Common sense would dictate that, Spanish being closer to French, it may be easier to learn the latter from the former; but I do not think this is entirely true – or at least, that it is not always true. My background is that of a native French speaker who is fluent in English but was never able to master Spanish; I have devoted a lot of time to teaching French to English speakers (whether native or not).
I have to say that knowing Spanish will probably help you a lot with French pronunciation and grammar. Through your knowledge of Spanish, you will have fewer difficulties in understanding issues of gender, "tu/vous" (you), pronominal verbs, and tenses that are little used in English, for instance. However, this does not necessarily mean that you have to learn in Spanish – you know the concepts anyway.
The issue of vocabulary is very important, I think. French and Spanish are both latin languages, meaning that they share common roots, but they have since evolved on their own, and you will find very many false friends and other creeping differences that can actually make things harder for you (some words have nearly opposite meanings, the subjunctive mood is used in completely different contexts, etc.).

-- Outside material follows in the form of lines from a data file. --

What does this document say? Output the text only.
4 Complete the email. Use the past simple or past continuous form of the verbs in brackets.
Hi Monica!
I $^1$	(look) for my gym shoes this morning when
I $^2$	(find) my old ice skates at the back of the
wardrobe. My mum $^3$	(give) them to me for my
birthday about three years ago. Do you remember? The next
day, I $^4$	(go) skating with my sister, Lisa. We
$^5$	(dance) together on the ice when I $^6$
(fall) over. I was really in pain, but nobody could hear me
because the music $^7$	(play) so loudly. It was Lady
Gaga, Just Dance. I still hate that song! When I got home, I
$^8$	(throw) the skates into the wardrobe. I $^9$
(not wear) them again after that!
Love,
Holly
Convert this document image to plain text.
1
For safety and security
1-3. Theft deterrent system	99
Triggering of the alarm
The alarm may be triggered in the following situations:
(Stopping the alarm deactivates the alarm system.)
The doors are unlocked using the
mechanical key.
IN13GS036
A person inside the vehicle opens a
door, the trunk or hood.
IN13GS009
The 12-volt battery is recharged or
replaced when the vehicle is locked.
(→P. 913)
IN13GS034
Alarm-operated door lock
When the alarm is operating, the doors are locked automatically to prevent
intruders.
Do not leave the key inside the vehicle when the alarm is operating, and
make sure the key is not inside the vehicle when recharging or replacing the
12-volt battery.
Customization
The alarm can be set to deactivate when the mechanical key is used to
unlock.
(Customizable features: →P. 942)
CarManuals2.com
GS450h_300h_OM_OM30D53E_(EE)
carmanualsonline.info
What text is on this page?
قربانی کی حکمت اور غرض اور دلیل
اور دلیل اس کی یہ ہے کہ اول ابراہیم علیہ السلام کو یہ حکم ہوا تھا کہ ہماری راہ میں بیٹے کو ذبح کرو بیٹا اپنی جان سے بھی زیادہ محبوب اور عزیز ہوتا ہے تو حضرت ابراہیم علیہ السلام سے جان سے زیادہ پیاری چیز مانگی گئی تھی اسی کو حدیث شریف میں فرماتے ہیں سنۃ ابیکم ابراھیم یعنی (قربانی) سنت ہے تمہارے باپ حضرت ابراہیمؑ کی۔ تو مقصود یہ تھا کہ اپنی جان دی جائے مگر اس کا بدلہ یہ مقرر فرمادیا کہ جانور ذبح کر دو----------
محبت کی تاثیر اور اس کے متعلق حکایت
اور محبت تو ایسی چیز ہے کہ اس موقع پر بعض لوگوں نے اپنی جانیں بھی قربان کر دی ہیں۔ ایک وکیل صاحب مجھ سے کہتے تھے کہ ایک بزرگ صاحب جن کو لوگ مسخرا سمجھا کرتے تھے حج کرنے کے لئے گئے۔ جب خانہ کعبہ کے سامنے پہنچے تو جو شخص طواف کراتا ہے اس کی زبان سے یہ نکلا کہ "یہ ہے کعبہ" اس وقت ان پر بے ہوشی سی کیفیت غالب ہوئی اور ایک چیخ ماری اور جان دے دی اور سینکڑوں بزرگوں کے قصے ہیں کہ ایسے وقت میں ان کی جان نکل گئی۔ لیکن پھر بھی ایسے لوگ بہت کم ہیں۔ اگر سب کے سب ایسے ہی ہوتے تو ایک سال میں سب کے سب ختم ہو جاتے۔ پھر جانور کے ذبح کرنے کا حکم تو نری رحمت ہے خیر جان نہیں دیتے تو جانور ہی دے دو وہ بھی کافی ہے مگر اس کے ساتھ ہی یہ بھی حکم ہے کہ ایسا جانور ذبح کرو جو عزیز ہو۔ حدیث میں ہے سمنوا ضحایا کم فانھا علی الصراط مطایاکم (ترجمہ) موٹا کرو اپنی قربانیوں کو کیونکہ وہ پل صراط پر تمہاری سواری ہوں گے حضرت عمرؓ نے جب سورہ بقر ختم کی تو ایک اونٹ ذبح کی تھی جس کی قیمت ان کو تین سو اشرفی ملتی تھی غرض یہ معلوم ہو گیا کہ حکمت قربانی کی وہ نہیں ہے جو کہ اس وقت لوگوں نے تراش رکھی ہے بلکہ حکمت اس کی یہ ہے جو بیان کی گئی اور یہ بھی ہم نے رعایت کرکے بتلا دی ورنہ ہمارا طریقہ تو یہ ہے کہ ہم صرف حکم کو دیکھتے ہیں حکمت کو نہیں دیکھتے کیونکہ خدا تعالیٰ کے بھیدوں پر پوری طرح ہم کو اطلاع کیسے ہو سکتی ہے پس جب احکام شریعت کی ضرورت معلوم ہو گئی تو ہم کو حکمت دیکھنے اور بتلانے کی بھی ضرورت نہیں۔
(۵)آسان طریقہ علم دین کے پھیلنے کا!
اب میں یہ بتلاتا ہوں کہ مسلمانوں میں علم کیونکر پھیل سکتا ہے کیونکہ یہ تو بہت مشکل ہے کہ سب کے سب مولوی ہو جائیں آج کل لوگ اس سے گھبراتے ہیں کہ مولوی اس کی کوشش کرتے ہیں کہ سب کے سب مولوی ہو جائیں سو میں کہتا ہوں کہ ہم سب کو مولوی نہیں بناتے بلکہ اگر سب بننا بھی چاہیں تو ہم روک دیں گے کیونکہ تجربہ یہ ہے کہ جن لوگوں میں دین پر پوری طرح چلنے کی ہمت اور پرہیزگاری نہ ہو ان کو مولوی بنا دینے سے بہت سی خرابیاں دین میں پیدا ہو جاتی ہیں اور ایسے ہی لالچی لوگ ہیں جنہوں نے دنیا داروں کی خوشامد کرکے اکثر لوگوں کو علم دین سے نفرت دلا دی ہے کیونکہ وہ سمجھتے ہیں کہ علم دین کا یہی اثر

English, on the other hand, has practically no latin roots and simply borrowed words from French at a much later period, mainly for use by the court. Being practically absent from vernacular language, these words have been rather well protected and have quite often remained faithful to their French origin. Some words – those which are most used – have evolved and will be considered false friends, and the French counterparts have sometimes evolved too, creating discrepancies. Sometimes the pronunciation and writing of the words have evolved, but usually in predictable ways. Still, most of the time, the English word will be rather accurate or, in the worst case, a bit archaic, but it can still help you grasp the gist of the French word and make it easier to learn.
A DISCLAIMER, however, before everyone starts saying I am wrong and listing the numerous false friends between English and French: I am talking about the extremely numerous English words that few natives know about, that the general public won't understand, and that almost no one ever uses for fear of being told that they write like in the sixteenth-century.
Yet, if you are amongst those who do know these words, they will be of invaluable help when learning French, because then you only need to understand how they evolved (and to re-learn the commonly used words, most of which have become false friends). When teaching French, I usually spend about a third of my time actually teaching English (even to natives).
If you do not have this kind of vocabulary, then I suppose using the language you feel most comfortable with would be the solution.